Marché noir et strip-tease

La Seconde Guerre mondiale a mis fin brutalement à cette période florissante. Shinjuku a été réduit à l’état de décombres par les bombardements, comme le reste de Tokyo. Seuls la gare, Isetan et quelques autres édifices étaient encore debout. Le quartier a pourtant commencé à revivre dès le 20 août 1945. Cinq jours à peine après la capitulation du Japon, les activités de marché noir se sont concentrées à proximité de la sortie est de la gare. Avec un slogan on ne peut plus clair : « La lumière vient de Shinjuku ». Shinjuku est effectivement devenu un lieu incontournable pour les habitants de la capitale ravagée par la guerre. On y trouvait de tout, nourriture, habillement, matériel pour la vie de tous les jours, endroits pour boire, se restaurer et se divertir de toutes sortes de façons.

Le premier spectacle de strip-tease de l’histoire du Japon a eu lieu en 1947 au cinéma Teito-za, en face du grand magasin Isetan. Les femmes qui étaient sur scène avaient la poitrine dénudée et elles incarnaient des personnages de peintures célèbres occidentales tout droit « sortis de leur cadre ». Pendant l’après-guerre, le district 2-chôme de Shinjuku a par ailleurs abrité des activités liées à la prostitution.
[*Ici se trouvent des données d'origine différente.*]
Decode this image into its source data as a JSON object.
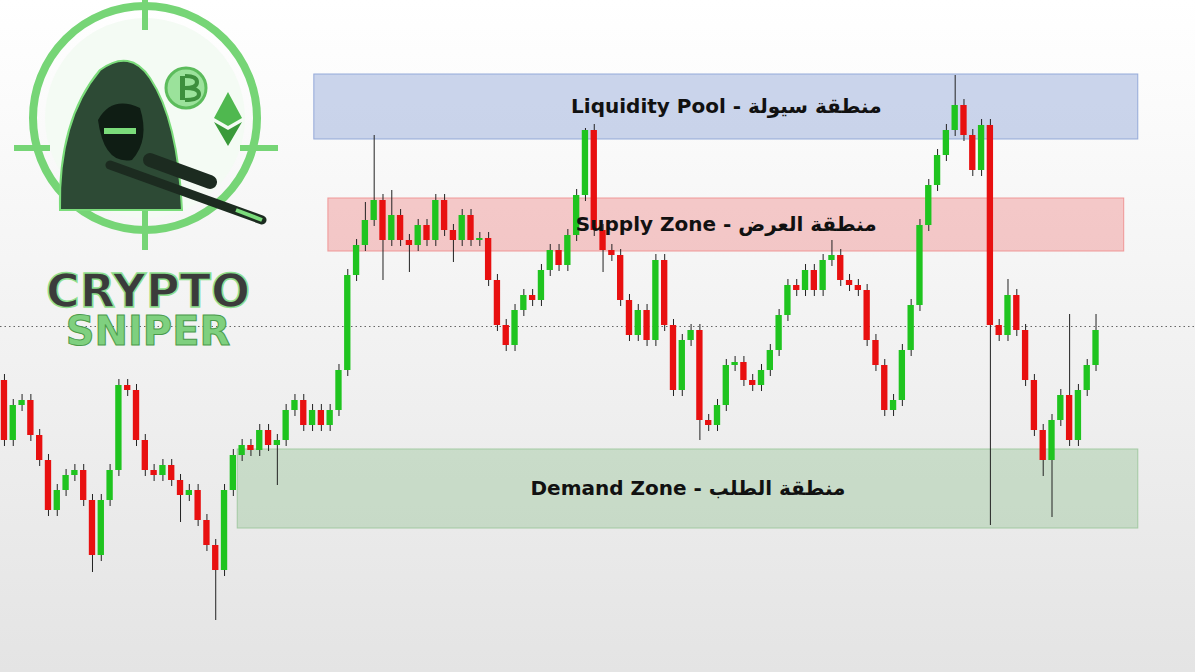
{
  "chart_data": {
    "type": "candlestick",
    "x": [
      0,
      1,
      2,
      3,
      4,
      5,
      6,
      7,
      8,
      9,
      10,
      11,
      12,
      13,
      14,
      15,
      16,
      17,
      18,
      19,
      20,
      21,
      22,
      23,
      24,
      25,
      26,
      27,
      28,
      29,
      30,
      31,
      32,
      33,
      34,
      35,
      36,
      37,
      38,
      39,
      40,
      41,
      42,
      43,
      44,
      45,
      46,
      47,
      48,
      49,
      50,
      51,
      52,
      53,
      54,
      55,
      56,
      57,
      58,
      59,
      60,
      61,
      62,
      63,
      64,
      65,
      66,
      67,
      68,
      69,
      70,
      71,
      72,
      73,
      74,
      75,
      76,
      77,
      78,
      79,
      80,
      81,
      82,
      83,
      84,
      85,
      86,
      87,
      88,
      89,
      90,
      91,
      92,
      93,
      94,
      95,
      96,
      97,
      98,
      99,
      100,
      101,
      102,
      103,
      104,
      105,
      106,
      107,
      108,
      109,
      110,
      111,
      112,
      113,
      114,
      115,
      116,
      117,
      118,
      119,
      120,
      121,
      122,
      123,
      124
    ],
    "open": [
      292,
      232,
      267,
      272,
      237,
      212,
      162,
      182,
      197,
      202,
      172,
      117,
      172,
      202,
      287,
      282,
      232,
      202,
      197,
      207,
      192,
      177,
      182,
      152,
      127,
      102,
      182,
      217,
      227,
      222,
      242,
      227,
      232,
      262,
      272,
      247,
      262,
      247,
      262,
      302,
      397,
      427,
      452,
      472,
      432,
      457,
      432,
      427,
      447,
      432,
      472,
      442,
      432,
      457,
      432,
      434,
      392,
      347,
      327,
      362,
      377,
      372,
      402,
      422,
      407,
      437,
      477,
      542,
      442,
      422,
      417,
      372,
      337,
      362,
      332,
      412,
      347,
      282,
      332,
      342,
      252,
      247,
      267,
      307,
      310,
      292,
      287,
      302,
      322,
      357,
      387,
      382,
      402,
      382,
      412,
      417,
      392,
      387,
      382,
      332,
      307,
      262,
      272,
      322,
      367,
      447,
      487,
      517,
      542,
      567,
      537,
      502,
      547,
      347,
      337,
      377,
      342,
      292,
      242,
      212,
      252,
      277,
      232,
      282,
      307
    ],
    "high": [
      298,
      273,
      278,
      278,
      243,
      218,
      188,
      203,
      208,
      208,
      178,
      178,
      208,
      293,
      293,
      288,
      238,
      208,
      213,
      213,
      198,
      188,
      188,
      158,
      133,
      188,
      223,
      233,
      233,
      248,
      248,
      238,
      268,
      278,
      278,
      268,
      268,
      268,
      308,
      403,
      433,
      470,
      537,
      478,
      482,
      463,
      438,
      453,
      453,
      478,
      478,
      448,
      463,
      463,
      440,
      440,
      398,
      353,
      368,
      383,
      383,
      408,
      428,
      428,
      443,
      483,
      544,
      548,
      448,
      428,
      423,
      378,
      368,
      368,
      418,
      418,
      353,
      338,
      348,
      348,
      258,
      273,
      313,
      316,
      316,
      298,
      308,
      328,
      363,
      393,
      393,
      408,
      408,
      418,
      432,
      423,
      398,
      393,
      388,
      338,
      313,
      278,
      328,
      373,
      453,
      493,
      523,
      548,
      597,
      573,
      543,
      553,
      553,
      353,
      393,
      383,
      348,
      298,
      248,
      258,
      283,
      358,
      288,
      313,
      358
    ],
    "low": [
      226,
      226,
      261,
      231,
      206,
      156,
      156,
      176,
      191,
      166,
      100,
      111,
      166,
      196,
      276,
      226,
      196,
      191,
      191,
      186,
      150,
      171,
      146,
      121,
      52,
      96,
      176,
      211,
      216,
      216,
      221,
      187,
      226,
      256,
      241,
      241,
      241,
      241,
      256,
      296,
      391,
      421,
      446,
      392,
      426,
      426,
      400,
      421,
      426,
      426,
      436,
      410,
      426,
      426,
      426,
      386,
      341,
      321,
      321,
      356,
      366,
      366,
      396,
      401,
      401,
      431,
      471,
      436,
      400,
      411,
      366,
      331,
      331,
      326,
      326,
      341,
      276,
      276,
      326,
      232,
      241,
      241,
      261,
      301,
      286,
      281,
      281,
      296,
      316,
      351,
      376,
      376,
      376,
      376,
      406,
      386,
      381,
      376,
      326,
      301,
      256,
      256,
      266,
      316,
      361,
      441,
      481,
      511,
      536,
      531,
      496,
      496,
      147,
      331,
      331,
      336,
      286,
      236,
      196,
      155,
      246,
      226,
      226,
      276,
      301
    ],
    "close": [
      232,
      267,
      272,
      237,
      212,
      162,
      182,
      197,
      202,
      172,
      117,
      172,
      202,
      287,
      282,
      232,
      202,
      197,
      207,
      192,
      177,
      182,
      152,
      127,
      102,
      182,
      217,
      227,
      222,
      242,
      227,
      232,
      262,
      272,
      247,
      262,
      247,
      262,
      302,
      397,
      427,
      452,
      472,
      432,
      457,
      432,
      427,
      447,
      432,
      472,
      442,
      432,
      457,
      432,
      434,
      392,
      347,
      327,
      362,
      377,
      372,
      402,
      422,
      407,
      437,
      477,
      542,
      442,
      422,
      417,
      372,
      337,
      362,
      332,
      412,
      347,
      282,
      332,
      342,
      252,
      247,
      267,
      307,
      310,
      292,
      287,
      302,
      322,
      357,
      387,
      382,
      402,
      382,
      412,
      417,
      392,
      387,
      382,
      332,
      307,
      262,
      272,
      322,
      367,
      447,
      487,
      517,
      542,
      567,
      537,
      502,
      547,
      347,
      337,
      377,
      342,
      292,
      242,
      212,
      252,
      277,
      232,
      282,
      307,
      342
    ],
    "color": {
      "up": "#1fc41f",
      "down": "#e81010"
    },
    "xlim": [
      -0.45,
      135.3
    ],
    "ylim": [
      0,
      672
    ],
    "tick_labels": false,
    "grid": false,
    "price_line": 346,
    "zones": [
      {
        "label": "Liquidity Pool - منطقة سيولة",
        "x1": 35.2,
        "x2": 128.8,
        "y1": 533,
        "y2": 598,
        "color": "#8da3d6"
      },
      {
        "label": "Supply Zone - منطقة العرض",
        "x1": 36.8,
        "x2": 127.2,
        "y1": 421,
        "y2": 474,
        "color": "#ef8f8f"
      },
      {
        "label": "Demand Zone - منطقة الطلب",
        "x1": 26.5,
        "x2": 128.8,
        "y1": 144,
        "y2": 223,
        "color": "#9dc79d"
      }
    ]
  },
  "logo": {
    "text": [
      "CRYPTO",
      "SNIPER"
    ]
  }
}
Et puis à la fin des années 1960, il est devenu le quartier gay le plus emblématique du Japon, un quartier réputé pour sa tolérance en matière de satisfaction des désirs.

L’histoire étonnante du Kabuki-chô

L’histoire du Kabuki-chô a elle aussi débuté à la fin de la Seconde Guerre mondiale. Ce quartier a vu le jour en 1948, à l’initiative de Suzuki Kihei, président d’une association locale. Celui-ci voulait en faire une « zone d’activité éthique » « où l’on ferait du commerce en pensant aux clients ». Il envisageait aussi d’y implanter un théâtre de kabuki qui lui a donné son nom sans avoir jamais été construit. Les établissements qui s’y sont installés, notamment le théâtre Koma et le cinéma Chikyû-za de l’homme d’affaires et politicien taïwanais Lin Yi-wen, ont fini par en faire un quartier de divertissements de tout premier plan. L’inauguration en 1952 de la gare ferroviaire Seibu-Shinjuku de la ligne privée Seibu, située à proximité, a elle aussi grandement contribué au développement du Kabuki-chô.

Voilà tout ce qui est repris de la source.